Puisse ce petit ouvrage fournir aux étudiants d’histoire, de science politique, de lettres (et de bien d’autres disciplines !), tout comme au public intéressé par ces questions, un outil de travail commode. Puisse-t-il aussi proposer un point d’entrée dans l’histoire contemporaine de la France, dont la dimension coloniale, loin de constituer un épiphénomène, fait partie intégrante de l’histoire nationale.

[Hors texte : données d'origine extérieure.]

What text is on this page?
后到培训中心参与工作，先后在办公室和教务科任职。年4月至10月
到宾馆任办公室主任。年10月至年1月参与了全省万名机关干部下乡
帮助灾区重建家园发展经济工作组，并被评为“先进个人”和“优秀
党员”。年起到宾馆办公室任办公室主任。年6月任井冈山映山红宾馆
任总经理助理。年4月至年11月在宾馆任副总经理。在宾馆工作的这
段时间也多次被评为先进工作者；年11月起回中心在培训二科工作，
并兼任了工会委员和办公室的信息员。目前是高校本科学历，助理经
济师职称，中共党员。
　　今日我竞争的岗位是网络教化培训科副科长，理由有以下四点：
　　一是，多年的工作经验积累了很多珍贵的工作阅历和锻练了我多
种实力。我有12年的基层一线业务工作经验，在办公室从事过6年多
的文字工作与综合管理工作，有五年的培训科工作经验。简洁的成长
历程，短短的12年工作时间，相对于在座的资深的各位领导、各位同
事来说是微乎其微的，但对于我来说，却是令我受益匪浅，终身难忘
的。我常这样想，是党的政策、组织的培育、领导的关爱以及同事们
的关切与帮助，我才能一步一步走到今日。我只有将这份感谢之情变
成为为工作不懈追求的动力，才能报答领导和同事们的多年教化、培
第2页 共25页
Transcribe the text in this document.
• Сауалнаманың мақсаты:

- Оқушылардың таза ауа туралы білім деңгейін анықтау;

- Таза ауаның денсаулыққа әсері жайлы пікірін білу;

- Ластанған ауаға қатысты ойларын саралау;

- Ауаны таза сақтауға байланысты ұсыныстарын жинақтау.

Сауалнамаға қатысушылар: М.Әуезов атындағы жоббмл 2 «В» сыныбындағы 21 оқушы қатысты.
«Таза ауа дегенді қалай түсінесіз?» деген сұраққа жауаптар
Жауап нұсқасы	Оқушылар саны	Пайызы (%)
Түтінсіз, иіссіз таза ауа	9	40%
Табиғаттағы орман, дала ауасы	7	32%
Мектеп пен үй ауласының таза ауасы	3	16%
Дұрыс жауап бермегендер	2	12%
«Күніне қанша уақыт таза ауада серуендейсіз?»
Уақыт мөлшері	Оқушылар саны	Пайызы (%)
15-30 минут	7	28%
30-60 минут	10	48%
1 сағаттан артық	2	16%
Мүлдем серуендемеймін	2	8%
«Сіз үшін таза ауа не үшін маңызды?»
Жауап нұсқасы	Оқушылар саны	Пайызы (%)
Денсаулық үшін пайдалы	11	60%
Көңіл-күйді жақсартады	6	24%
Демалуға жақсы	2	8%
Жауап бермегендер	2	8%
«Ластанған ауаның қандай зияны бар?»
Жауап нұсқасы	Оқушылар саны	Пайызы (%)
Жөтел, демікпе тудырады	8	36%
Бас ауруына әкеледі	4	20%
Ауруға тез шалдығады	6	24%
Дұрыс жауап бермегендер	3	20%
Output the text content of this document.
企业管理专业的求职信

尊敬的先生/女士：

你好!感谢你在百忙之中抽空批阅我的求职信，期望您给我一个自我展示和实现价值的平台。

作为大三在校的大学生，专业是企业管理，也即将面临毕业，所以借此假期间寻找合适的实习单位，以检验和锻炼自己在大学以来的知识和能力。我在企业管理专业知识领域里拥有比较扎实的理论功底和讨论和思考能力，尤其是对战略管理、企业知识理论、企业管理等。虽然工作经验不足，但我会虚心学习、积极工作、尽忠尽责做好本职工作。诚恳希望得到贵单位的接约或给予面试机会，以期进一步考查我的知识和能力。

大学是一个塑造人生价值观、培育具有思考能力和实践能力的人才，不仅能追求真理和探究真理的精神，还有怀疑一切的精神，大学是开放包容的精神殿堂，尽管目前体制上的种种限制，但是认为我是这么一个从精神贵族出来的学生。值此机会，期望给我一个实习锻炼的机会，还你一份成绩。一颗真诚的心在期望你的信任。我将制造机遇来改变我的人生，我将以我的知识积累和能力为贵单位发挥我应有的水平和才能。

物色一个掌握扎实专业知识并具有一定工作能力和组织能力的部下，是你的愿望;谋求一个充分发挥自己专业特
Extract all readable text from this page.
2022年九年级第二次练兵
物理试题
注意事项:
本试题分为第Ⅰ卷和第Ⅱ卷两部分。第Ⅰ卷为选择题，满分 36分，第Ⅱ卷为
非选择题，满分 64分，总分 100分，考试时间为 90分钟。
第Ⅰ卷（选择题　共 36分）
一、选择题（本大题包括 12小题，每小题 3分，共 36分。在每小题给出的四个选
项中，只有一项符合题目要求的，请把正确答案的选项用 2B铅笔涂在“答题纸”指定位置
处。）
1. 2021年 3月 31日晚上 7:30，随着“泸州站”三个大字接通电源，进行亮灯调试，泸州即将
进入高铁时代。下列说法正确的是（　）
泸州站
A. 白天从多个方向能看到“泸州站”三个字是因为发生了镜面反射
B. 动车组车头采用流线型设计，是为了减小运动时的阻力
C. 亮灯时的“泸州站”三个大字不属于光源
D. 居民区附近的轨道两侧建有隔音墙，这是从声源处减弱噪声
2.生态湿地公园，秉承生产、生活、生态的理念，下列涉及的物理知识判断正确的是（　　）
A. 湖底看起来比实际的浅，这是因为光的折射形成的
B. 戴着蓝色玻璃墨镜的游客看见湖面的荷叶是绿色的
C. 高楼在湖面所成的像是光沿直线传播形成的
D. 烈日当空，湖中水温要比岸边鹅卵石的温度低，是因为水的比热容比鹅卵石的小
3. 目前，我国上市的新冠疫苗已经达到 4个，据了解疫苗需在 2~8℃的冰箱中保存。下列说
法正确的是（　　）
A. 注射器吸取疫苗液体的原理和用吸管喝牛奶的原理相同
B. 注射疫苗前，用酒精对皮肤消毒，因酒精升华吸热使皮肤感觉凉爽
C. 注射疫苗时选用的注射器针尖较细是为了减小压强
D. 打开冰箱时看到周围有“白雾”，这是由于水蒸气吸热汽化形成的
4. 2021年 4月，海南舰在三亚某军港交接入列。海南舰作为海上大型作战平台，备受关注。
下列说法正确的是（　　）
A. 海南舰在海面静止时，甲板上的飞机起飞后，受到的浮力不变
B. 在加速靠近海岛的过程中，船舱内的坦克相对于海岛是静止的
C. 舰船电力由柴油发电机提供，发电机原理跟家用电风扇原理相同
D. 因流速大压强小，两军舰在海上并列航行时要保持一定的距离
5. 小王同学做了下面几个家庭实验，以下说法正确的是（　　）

Sous la coordination de Sophie Dulucq, Jean-François Klein et Benjamin Stora, une équipe d’une quarantaine de spécialistes de la colonisation française a été mise à contribution pour la rédaction de ce livre. La longueur de la liste des contributeurs est un bon indice de la richesse, du dynamisme et du renouveau de l’histoire de la colonisation : Robert Aldrich, Pascale Barthélémy, Hélène Blais, Claude Blanckaert, Hubert Bonin, Bénédicte Brunet La Ruche, Jean-Pierre Chrétien, Alice Conklin, Henry Copin, Christine Deslauriers, Bernard Droz, Guy Durand, Jacques Frémeaux, Jean Fremigacci, Ruth Ginio, Odile Goerg, Philippe Haudrère, Daniel Hémery, Catherine Hodeir, Anne Hugon, Grégory Kourilsky, Hélène Lavois, Philippe Le Failler, Sarah Mohamed-Gaillard, Patrice Morlat, Aurélie Roger, Laurence Monnais-Rousselot, Nguyên Thê Anh, Philippe Papin, Claude Prudhomme, Alain Ruscio, Oissila Saaïdia, Francis Simonis, Emmanuelle Sibeud, Pierre Singaravélou, Marie-Albane de Suremain, Isabelle Surun, Frédéric Turpin, Frédéric Thomas, Pierre Vermeren, Laurick Zerbini.